Enhancing Our Equity Market Structure
SEC Chair Mary Jo White speaking at the Sandler O’Neill & Partners, L.P. Global Exchange and Brokerage Conference in New York, N.Y.
It is great to be here with you in New York to speak about our equity market structure and how we can enhance it.
While I know your views on particular issues may differ, you all certainly appreciate that investors and public companies benefit greatly from robust and resilient equity markets.
During my first year as Chair, not surprisingly, I have heard a wide range of perspectives on equity market structure, reflecting its inherent complexity, the relationships among many core issues, as well as the different business models of market participants. To frame the SEC’s review of these issues, I set out last fall certain fundamentals for addressing market structure policy. One of those is the importance of data and empirically based decision-making. At that time, we launched an interactive public website devoted to market structure data and analysis drawn from a range of sources. The website has grown to include work by SEC staff on important market structure topics, including the nature of trading in dark venues, market fragmentation, and high-frequency trading.
Through this initiative and others, we have taken important steps to further strengthen the investing environment. And today, as we move forward in the next phase of our efforts to enhance our market structure, I am recommending additional measures to further promote market stability and fairness, enhance market transparency and disclosures, and build more effective markets for smaller companies. I am also recommending to the Commission the creation of a new Market Structure Advisory Committee of experts to review specific initiatives and rule proposals. Your input also remains essential to help us ensure that our markets continue to operate openly, fairly, and efficiently to benefit investors and promote capital formation.
I. Taking Principled Action
Let me start with the core principles that are grounding our review of equity market structure and guiding further actions.
First, we must evaluate all issues through the prism of the best interest of investors and the facilitation of capital formation for public companies. The secondary markets exist for investors and public companies, and their interests must be paramount.
Second, we must account for the varying nature of companies and products, with a particular sensitivity to the needs of smaller companies. One market structure does not fit all.
Third, our review of market structure must be comprehensive. We must test our assumptions about long-standing rules and market practices. Past decisions must be reevaluated in light of current conditions, and market-based solutions to issues should be explored. Barriers to such solutions must be reviewed, and removed where appropriate.
II. Market Structure Today
Equity markets are, of course, now dominated by computer algorithms, which generate orders at a volume and speed that have transformed the nature of trading. Importantly, these algorithms are used not only by high-frequency traders, but also by or on behalf of investors.
Empirical evidence shows that investors are doing better in today’s algorithmic marketplace than they did in the old manual markets.
For institutional investors, the costs of executing large orders, measured in terms of price, were more than 10% lower in 2013 than in 2006. This is true even though fundamental volatility — which in general is positively correlated with such costs — was slightly higher in 2013 than it was in 2006.

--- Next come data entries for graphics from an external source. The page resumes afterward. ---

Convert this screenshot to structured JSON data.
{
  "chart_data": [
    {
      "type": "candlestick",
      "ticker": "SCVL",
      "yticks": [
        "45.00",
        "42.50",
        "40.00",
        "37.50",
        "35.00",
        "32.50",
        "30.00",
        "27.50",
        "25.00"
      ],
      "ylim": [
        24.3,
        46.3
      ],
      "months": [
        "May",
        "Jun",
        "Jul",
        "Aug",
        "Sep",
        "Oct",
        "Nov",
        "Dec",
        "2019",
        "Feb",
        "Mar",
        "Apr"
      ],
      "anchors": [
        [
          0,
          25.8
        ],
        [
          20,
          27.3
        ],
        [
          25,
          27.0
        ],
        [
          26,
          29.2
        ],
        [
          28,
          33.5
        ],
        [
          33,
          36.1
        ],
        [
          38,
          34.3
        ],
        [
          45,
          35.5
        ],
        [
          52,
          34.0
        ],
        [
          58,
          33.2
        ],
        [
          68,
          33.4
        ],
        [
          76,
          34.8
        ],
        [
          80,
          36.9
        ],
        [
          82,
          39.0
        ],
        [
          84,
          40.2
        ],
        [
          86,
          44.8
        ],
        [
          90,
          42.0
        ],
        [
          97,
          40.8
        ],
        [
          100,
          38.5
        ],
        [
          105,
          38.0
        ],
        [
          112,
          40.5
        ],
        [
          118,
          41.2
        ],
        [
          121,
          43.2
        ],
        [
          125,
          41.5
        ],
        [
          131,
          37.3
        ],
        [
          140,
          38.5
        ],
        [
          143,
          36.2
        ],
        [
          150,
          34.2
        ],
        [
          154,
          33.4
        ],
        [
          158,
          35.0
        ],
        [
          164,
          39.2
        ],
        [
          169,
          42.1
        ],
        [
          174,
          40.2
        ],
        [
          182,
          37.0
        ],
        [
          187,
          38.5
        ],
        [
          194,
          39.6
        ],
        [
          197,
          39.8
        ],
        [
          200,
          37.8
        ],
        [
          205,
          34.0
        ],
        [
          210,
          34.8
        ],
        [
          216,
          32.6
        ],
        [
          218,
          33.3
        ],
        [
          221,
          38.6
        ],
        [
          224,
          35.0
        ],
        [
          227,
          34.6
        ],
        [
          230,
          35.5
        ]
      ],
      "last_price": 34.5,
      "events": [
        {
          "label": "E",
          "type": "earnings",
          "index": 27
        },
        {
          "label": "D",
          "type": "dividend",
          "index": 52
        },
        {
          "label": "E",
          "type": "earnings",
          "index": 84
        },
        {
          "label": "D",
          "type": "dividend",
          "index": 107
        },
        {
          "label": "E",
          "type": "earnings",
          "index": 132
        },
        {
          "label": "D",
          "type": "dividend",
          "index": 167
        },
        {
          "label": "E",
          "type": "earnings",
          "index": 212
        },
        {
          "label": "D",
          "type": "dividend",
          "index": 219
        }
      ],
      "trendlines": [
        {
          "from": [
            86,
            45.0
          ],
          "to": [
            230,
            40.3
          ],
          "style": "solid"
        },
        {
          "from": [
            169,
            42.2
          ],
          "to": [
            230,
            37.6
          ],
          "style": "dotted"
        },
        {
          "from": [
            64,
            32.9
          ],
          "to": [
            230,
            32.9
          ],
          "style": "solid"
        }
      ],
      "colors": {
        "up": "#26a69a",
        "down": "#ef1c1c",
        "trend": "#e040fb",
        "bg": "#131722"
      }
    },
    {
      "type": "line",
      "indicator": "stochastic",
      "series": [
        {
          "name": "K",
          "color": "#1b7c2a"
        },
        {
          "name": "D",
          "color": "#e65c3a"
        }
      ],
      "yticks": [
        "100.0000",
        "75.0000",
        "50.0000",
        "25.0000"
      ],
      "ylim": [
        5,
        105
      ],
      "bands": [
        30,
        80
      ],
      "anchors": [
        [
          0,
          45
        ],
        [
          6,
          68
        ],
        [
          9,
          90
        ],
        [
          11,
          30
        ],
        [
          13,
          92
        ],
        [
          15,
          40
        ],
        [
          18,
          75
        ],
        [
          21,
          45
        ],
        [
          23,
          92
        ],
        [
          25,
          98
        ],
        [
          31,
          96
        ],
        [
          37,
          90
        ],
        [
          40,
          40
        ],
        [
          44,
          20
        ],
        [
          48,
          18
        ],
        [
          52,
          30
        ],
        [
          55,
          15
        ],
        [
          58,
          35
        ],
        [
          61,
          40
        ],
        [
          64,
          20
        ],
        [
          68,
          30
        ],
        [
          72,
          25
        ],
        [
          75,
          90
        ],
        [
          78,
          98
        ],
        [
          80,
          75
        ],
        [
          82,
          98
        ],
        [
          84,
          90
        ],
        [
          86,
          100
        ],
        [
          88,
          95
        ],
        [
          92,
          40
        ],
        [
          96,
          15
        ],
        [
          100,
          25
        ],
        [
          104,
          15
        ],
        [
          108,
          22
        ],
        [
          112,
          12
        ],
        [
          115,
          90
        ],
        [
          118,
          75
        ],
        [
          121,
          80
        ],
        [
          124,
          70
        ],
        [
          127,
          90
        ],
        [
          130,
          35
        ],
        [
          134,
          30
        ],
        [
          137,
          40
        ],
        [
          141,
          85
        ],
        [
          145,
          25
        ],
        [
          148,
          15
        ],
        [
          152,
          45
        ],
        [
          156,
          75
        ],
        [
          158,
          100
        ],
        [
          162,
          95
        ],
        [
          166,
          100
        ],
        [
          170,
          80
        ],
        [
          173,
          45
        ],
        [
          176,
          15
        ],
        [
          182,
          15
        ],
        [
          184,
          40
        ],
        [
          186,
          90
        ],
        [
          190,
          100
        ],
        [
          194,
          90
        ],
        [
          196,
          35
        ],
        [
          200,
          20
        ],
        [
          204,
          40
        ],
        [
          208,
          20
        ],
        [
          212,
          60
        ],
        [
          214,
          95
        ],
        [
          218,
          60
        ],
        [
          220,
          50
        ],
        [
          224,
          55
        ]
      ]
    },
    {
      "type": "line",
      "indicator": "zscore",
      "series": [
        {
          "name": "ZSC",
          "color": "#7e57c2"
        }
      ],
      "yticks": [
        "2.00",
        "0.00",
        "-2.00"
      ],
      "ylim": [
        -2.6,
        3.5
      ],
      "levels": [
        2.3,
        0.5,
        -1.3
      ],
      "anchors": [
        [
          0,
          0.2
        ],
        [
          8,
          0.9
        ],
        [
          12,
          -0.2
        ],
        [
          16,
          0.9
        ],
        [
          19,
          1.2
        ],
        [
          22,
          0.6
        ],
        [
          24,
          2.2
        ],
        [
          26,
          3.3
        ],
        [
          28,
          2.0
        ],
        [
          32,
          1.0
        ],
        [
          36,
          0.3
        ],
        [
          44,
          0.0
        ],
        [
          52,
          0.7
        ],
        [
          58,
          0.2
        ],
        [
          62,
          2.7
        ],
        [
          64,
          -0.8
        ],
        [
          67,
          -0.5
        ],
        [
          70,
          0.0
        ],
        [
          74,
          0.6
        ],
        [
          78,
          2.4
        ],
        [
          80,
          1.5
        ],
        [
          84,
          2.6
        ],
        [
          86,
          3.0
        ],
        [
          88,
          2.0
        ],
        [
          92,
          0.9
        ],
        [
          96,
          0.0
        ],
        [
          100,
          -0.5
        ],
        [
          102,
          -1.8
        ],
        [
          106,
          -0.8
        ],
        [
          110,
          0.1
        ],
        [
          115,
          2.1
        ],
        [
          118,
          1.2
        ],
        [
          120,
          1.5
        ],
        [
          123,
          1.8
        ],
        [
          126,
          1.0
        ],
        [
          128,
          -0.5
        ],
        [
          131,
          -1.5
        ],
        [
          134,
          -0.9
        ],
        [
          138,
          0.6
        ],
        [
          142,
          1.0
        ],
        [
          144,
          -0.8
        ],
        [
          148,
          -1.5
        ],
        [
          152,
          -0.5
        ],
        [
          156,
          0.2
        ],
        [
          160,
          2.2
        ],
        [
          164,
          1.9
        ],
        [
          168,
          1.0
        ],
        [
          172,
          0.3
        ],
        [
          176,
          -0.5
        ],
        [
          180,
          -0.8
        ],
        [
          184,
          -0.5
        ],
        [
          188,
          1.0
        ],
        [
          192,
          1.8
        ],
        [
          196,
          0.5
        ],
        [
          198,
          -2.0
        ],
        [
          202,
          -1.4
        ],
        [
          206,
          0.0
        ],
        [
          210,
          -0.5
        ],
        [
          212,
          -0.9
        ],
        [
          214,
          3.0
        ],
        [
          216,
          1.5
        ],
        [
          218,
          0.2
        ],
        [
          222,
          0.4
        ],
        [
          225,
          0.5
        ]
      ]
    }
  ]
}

The level of intraday volatility also has returned to low levels after spiking during the financial crisis. Intraday volatility of the S&P 500 Index was nearly the same in 2013 as it was in 2006 — for both average and maximum volatility.
The spreads between bid and ask prices for the broader market also are as narrow as they have ever been. These narrower spreads are particularly important for retail investors because they reflect the cost of trading immediately at the best prices, which is generally the objective of retail investors.
All of these market quality metrics show that the current market structure is not fundamentally broken, let alone rigged. To the contrary, the equity markets are strong and generally continue to serve well the interests of both retail and institutional investors. The largely positive data on broad market quality does not mean, however, that the current market structure is without issues.
Some potential additional benefits for investors from improved technology may have been diverted by excessive intermediation, and broad market quality would perhaps be even better if different rules were in place.
And not all segments of the equity markets have equally shared the benefits from the positive market trends, and that disparity may have increased in recent years. For example, key costs for institutional investors in small-cap stocks appear to have remained relatively high since the financial crisis, in contrast to the large declines in such costs for the broader market.
As a general matter, many market structure rules and industry practices were developed with manual markets in mind. They cannot be expected to optimally address all of today’s market practices.